東都大学リーグ4年生の進路がほぼ決まった。東洋大・納(おさめ)大地外野手(4年=智弁学園)は、大学卒業を機に野球から離れることを決意。高校時代にはセンバツを制し、U18アジア選手権でMVPにも輝いた男は、夢であるパイロットを目指して歩み出す。

人生の転機は大学2年だった。智弁学園では「1番二塁」で、3年春にセンバツ優勝。高校日本代表にも選ばれ、U18アジア選手権ではMVPを獲得した。東洋大進学後は、1年春からリーグ戦出場を果たした。順風満帆に見えたが、2年時に不調でベンチを外れると、今まで経験したことのない屈辱感に襲われた。「周りに見る目がないから試合に出られないんだ」。練習に身が入らず、遊びを優先させた。そんな状態で2カ月たった頃、ふとグラウンドを見ると、野球に打ち込むチームメートたちが輝いて見えた。「周りの環境のせいにするのは間違っている。やれるところまでやってみよう」。

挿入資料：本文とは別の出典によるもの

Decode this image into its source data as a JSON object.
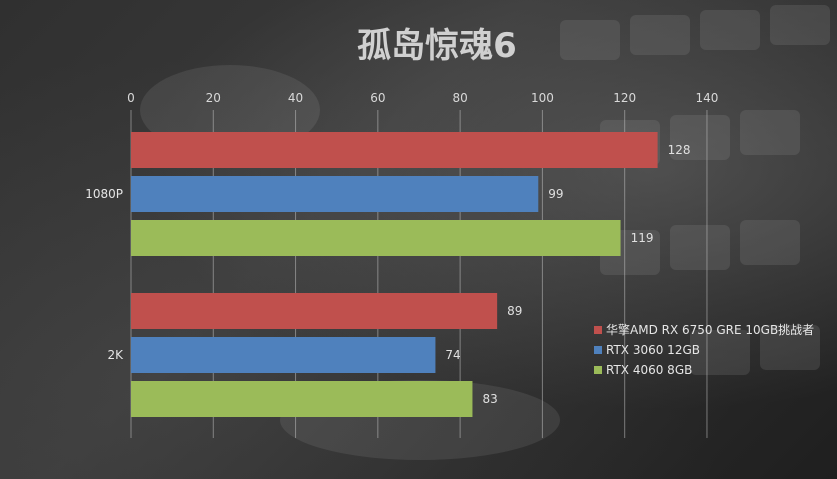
{
  "chart_data": {
    "type": "bar",
    "orientation": "horizontal",
    "title": "孤岛惊魂6",
    "categories": [
      "1080P",
      "2K"
    ],
    "series": [
      {
        "name": "华擎AMD RX 6750 GRE 10GB挑战者",
        "color": "#c0504d",
        "values": [
          128,
          89
        ]
      },
      {
        "name": "RTX 3060 12GB",
        "color": "#4f81bd",
        "values": [
          99,
          74
        ]
      },
      {
        "name": "RTX 4060 8GB",
        "color": "#9bbb59",
        "values": [
          119,
          83
        ]
      }
    ],
    "xlim": [
      0,
      140
    ],
    "xticks": [
      0,
      20,
      40,
      60,
      80,
      100,
      120,
      140
    ],
    "grid": true,
    "legend_position": "right"
  }
}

気持ちを入れ替えて野球に取り組み、3年春の大学選手権からスタメン復帰。同年秋も10試合に出場した。就活に入ると、不動産会社をはじめ、3社から内定をもらった。それでも「4年春のリーグ戦でアピールして、社会人野球がどこかあれば」と、春のリーグ戦に野球人生をかけたが、コロナ禍で同リーグ戦は中止に。そんな中でよみがえったのが、小さいころからの夢だった。「後悔する人生にしたくない」と、憧れていたパイロットへの道に進むことを決意した。

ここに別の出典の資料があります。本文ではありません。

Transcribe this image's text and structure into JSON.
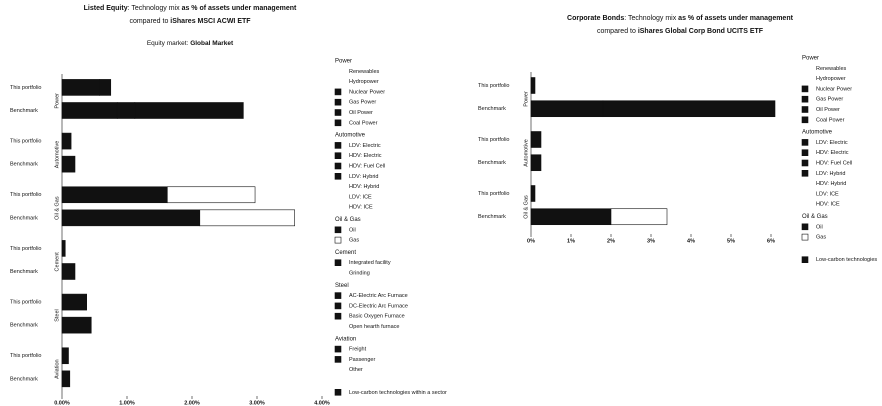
{
  "chart_data": [
    {
      "type": "stacked-barh",
      "title": [
        {
          "text": "Listed Equity",
          "bold": true
        },
        {
          "text": ": Technology mix ",
          "bold": false
        },
        {
          "text": "as % of assets under management",
          "bold": true
        }
      ],
      "title_line2": [
        {
          "text": "compared to ",
          "bold": false
        },
        {
          "text": "iShares MSCI ACWI ETF",
          "bold": true
        }
      ],
      "subtitle": [
        {
          "text": "Equity market: ",
          "bold": false
        },
        {
          "text": "Global Market",
          "bold": true
        }
      ],
      "xlim": [
        0,
        4
      ],
      "xticks": [
        {
          "value": 0,
          "label": "0.00%"
        },
        {
          "value": 1,
          "label": "1.00%"
        },
        {
          "value": 2,
          "label": "2.00%"
        },
        {
          "value": 3,
          "label": "3.00%"
        },
        {
          "value": 4,
          "label": "4.00%"
        }
      ],
      "sectors": [
        {
          "name": "Power",
          "rows": [
            {
              "name": "This portfolio",
              "values": [
                0.58,
                0.17
              ],
              "colors": [
                "#111111",
                "#111111"
              ]
            },
            {
              "name": "Benchmark",
              "values": [
                0.85,
                0.27,
                1.67
              ],
              "colors": [
                "#111111",
                "#111111",
                "#111111"
              ]
            }
          ]
        },
        {
          "name": "Automotive",
          "rows": [
            {
              "name": "This portfolio",
              "values": [
                0.14
              ],
              "colors": [
                "#111111"
              ]
            },
            {
              "name": "Benchmark",
              "values": [
                0.2
              ],
              "colors": [
                "#111111"
              ]
            }
          ]
        },
        {
          "name": "Oil & Gas",
          "rows": [
            {
              "name": "This portfolio",
              "values": [
                1.62,
                1.35
              ],
              "colors": [
                "#111111",
                "#ffffff"
              ]
            },
            {
              "name": "Benchmark",
              "values": [
                2.12,
                1.46
              ],
              "colors": [
                "#111111",
                "#ffffff"
              ]
            }
          ]
        },
        {
          "name": "Cement",
          "rows": [
            {
              "name": "This portfolio",
              "values": [
                0.05
              ],
              "colors": [
                "#111111"
              ]
            },
            {
              "name": "Benchmark",
              "values": [
                0.2
              ],
              "colors": [
                "#111111"
              ]
            }
          ]
        },
        {
          "name": "Steel",
          "rows": [
            {
              "name": "This portfolio",
              "values": [
                0.38
              ],
              "colors": [
                "#111111"
              ]
            },
            {
              "name": "Benchmark",
              "values": [
                0.45
              ],
              "colors": [
                "#111111"
              ]
            }
          ]
        },
        {
          "name": "Aviation",
          "rows": [
            {
              "name": "This portfolio",
              "values": [
                0.1
              ],
              "colors": [
                "#111111"
              ]
            },
            {
              "name": "Benchmark",
              "values": [
                0.12
              ],
              "colors": [
                "#111111"
              ]
            }
          ]
        }
      ],
      "legend": [
        {
          "name": "Power",
          "items": [
            {
              "name": "Renewables",
              "color": null
            },
            {
              "name": "Hydropower",
              "color": null
            },
            {
              "name": "Nuclear Power",
              "color": "#111111"
            },
            {
              "name": "Gas Power",
              "color": "#111111"
            },
            {
              "name": "Oil Power",
              "color": "#111111"
            },
            {
              "name": "Coal Power",
              "color": "#111111"
            }
          ]
        },
        {
          "name": "Automotive",
          "items": [
            {
              "name": "LDV: Electric",
              "color": "#111111"
            },
            {
              "name": "HDV: Electric",
              "color": "#111111"
            },
            {
              "name": "HDV: Fuel Cell",
              "color": "#111111"
            },
            {
              "name": "LDV: Hybrid",
              "color": "#111111"
            },
            {
              "name": "HDV: Hybrid",
              "color": null
            },
            {
              "name": "LDV: ICE",
              "color": null
            },
            {
              "name": "HDV: ICE",
              "color": null
            }
          ]
        },
        {
          "name": "Oil & Gas",
          "items": [
            {
              "name": "Oil",
              "color": "#111111"
            },
            {
              "name": "Gas",
              "color": "#ffffff"
            }
          ]
        },
        {
          "name": "Cement",
          "items": [
            {
              "name": "Integrated facility",
              "color": "#111111"
            },
            {
              "name": "Grinding",
              "color": null
            }
          ]
        },
        {
          "name": "Steel",
          "items": [
            {
              "name": "AC-Electric Arc Furnace",
              "color": "#111111"
            },
            {
              "name": "DC-Electric Arc Furnace",
              "color": "#111111"
            },
            {
              "name": "Basic Oxygen Furnace",
              "color": "#111111"
            },
            {
              "name": "Open hearth furnace",
              "color": null
            }
          ]
        },
        {
          "name": "Aviation",
          "items": [
            {
              "name": "Freight",
              "color": "#111111"
            },
            {
              "name": "Passenger",
              "color": "#111111"
            },
            {
              "name": "Other",
              "color": null
            }
          ]
        },
        {
          "name": "",
          "items": [
            {
              "name": "Low-carbon technologies within a sector",
              "color": "#111111"
            }
          ]
        }
      ]
    },
    {
      "type": "stacked-barh",
      "title": [
        {
          "text": "Corporate Bonds",
          "bold": true
        },
        {
          "text": ": Technology mix ",
          "bold": false
        },
        {
          "text": "as % of assets under management",
          "bold": true
        }
      ],
      "title_line2": [
        {
          "text": "compared to ",
          "bold": false
        },
        {
          "text": "iShares Global Corp Bond UCITS ETF",
          "bold": true
        }
      ],
      "xlim": [
        0,
        6
      ],
      "xticks": [
        {
          "value": 0,
          "label": "0%"
        },
        {
          "value": 1,
          "label": "1%"
        },
        {
          "value": 2,
          "label": "2%"
        },
        {
          "value": 3,
          "label": "3%"
        },
        {
          "value": 4,
          "label": "4%"
        },
        {
          "value": 5,
          "label": "5%"
        },
        {
          "value": 6,
          "label": "6%"
        }
      ],
      "sectors": [
        {
          "name": "Power",
          "rows": [
            {
              "name": "This portfolio",
              "values": [
                0.1
              ],
              "colors": [
                "#111111"
              ]
            },
            {
              "name": "Benchmark",
              "values": [
                1.8,
                4.3
              ],
              "colors": [
                "#111111",
                "#111111"
              ]
            }
          ]
        },
        {
          "name": "Automotive",
          "rows": [
            {
              "name": "This portfolio",
              "values": [
                0.25
              ],
              "colors": [
                "#111111"
              ]
            },
            {
              "name": "Benchmark",
              "values": [
                0.25
              ],
              "colors": [
                "#111111"
              ]
            }
          ]
        },
        {
          "name": "Oil & Gas",
          "rows": [
            {
              "name": "This portfolio",
              "values": [
                0.1
              ],
              "colors": [
                "#111111"
              ]
            },
            {
              "name": "Benchmark",
              "values": [
                2.0,
                1.4
              ],
              "colors": [
                "#111111",
                "#ffffff"
              ]
            }
          ]
        }
      ],
      "legend": [
        {
          "name": "Power",
          "items": [
            {
              "name": "Renewables",
              "color": null
            },
            {
              "name": "Hydropower",
              "color": null
            },
            {
              "name": "Nuclear Power",
              "color": "#111111"
            },
            {
              "name": "Gas Power",
              "color": "#111111"
            },
            {
              "name": "Oil Power",
              "color": "#111111"
            },
            {
              "name": "Coal Power",
              "color": "#111111"
            }
          ]
        },
        {
          "name": "Automotive",
          "items": [
            {
              "name": "LDV: Electric",
              "color": "#111111"
            },
            {
              "name": "HDV: Electric",
              "color": "#111111"
            },
            {
              "name": "HDV: Fuel Cell",
              "color": "#111111"
            },
            {
              "name": "LDV: Hybrid",
              "color": "#111111"
            },
            {
              "name": "HDV: Hybrid",
              "color": null
            },
            {
              "name": "LDV: ICE",
              "color": null
            },
            {
              "name": "HDV: ICE",
              "color": null
            }
          ]
        },
        {
          "name": "Oil & Gas",
          "items": [
            {
              "name": "Oil",
              "color": "#111111"
            },
            {
              "name": "Gas",
              "color": "#ffffff"
            }
          ]
        },
        {
          "name": "",
          "items": [
            {
              "name": "Low-carbon technologies",
              "color": "#111111"
            }
          ]
        }
      ]
    }
  ]
}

幼いころは、空港でワクワクした。あの気持ちは今でも忘れない。「大学2年の時、チームメートにこの夢を話したら、みんなに笑われました。でも、夢のままでは終わらせたくないですから」。

逃げの人生と言われないために-。今年4月には宅地建物取引士(宅建)の資格取得に挑戦。約6カ月、死に物狂いで勉強した。早朝から図書館で勉強。練習では、単語帳をポケットに忍ばせた。練習が終わると、寮の門限まで近くのファミレスへ。野球と勉強を両立し、合格率20%未満と言われる難関の国家資格を見事突破した。これを機に内定を断り、両親にパイロット挑戦と、そのために海外留学することを伝えた。

現在は米国の2、3の航空コースがある大学から、いい返事を得ている。コロナ禍が落ち着き次第、あらためて入学の手続きを踏む予定。それまでは、勉強を続けながらアルバイトで費用をためていく。

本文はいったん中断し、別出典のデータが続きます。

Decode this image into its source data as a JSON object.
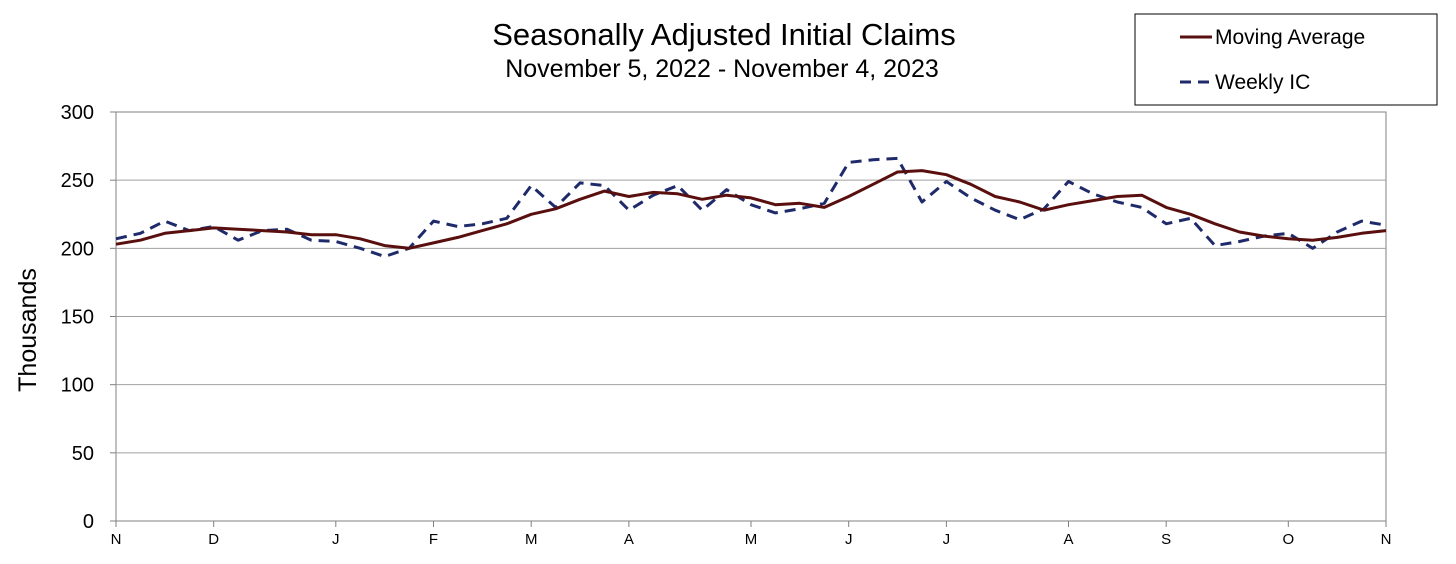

野球には未練はない、と言い切る。「強がりではありません。今は勉強も楽しい。もっと世界を知りたい。今まで野球以外、何もしてこなかったから。でも、野球があったから、ここにたどり着いた。野球がなければ自信を持って前に進めませんでした」と、すがすがしい笑顔を見せた。

「人生、野球だけじゃないで。世界は広い。おもろいこと、いっぱいあるやん!」と胸を張って言える。チームメートからは「お前、人生、楽しんでるな」と言われる。「留学も楽しみ。あれもこれも…やりたいことばかり。人生、時間が足りないです」。野球を通して培われた精神で、新たな人生を切り開く。納は、生き生きと輝いている。【保坂淑子】

◆納大地(おさめ・だいち)1998年(平10)7月22日生まれ、奈良県出身。小1から野球を始め、羽曳野ボーイズを経て智弁学園に進学。1年夏、3年春、夏の甲子園出場し3年春のセンバツは全国制覇。高校日本代表にも選ばれU18アジア選手権ではMVPを獲得した。東洋大では1年春からベンチ入り。175センチ、70キロ。右投げ左打ち。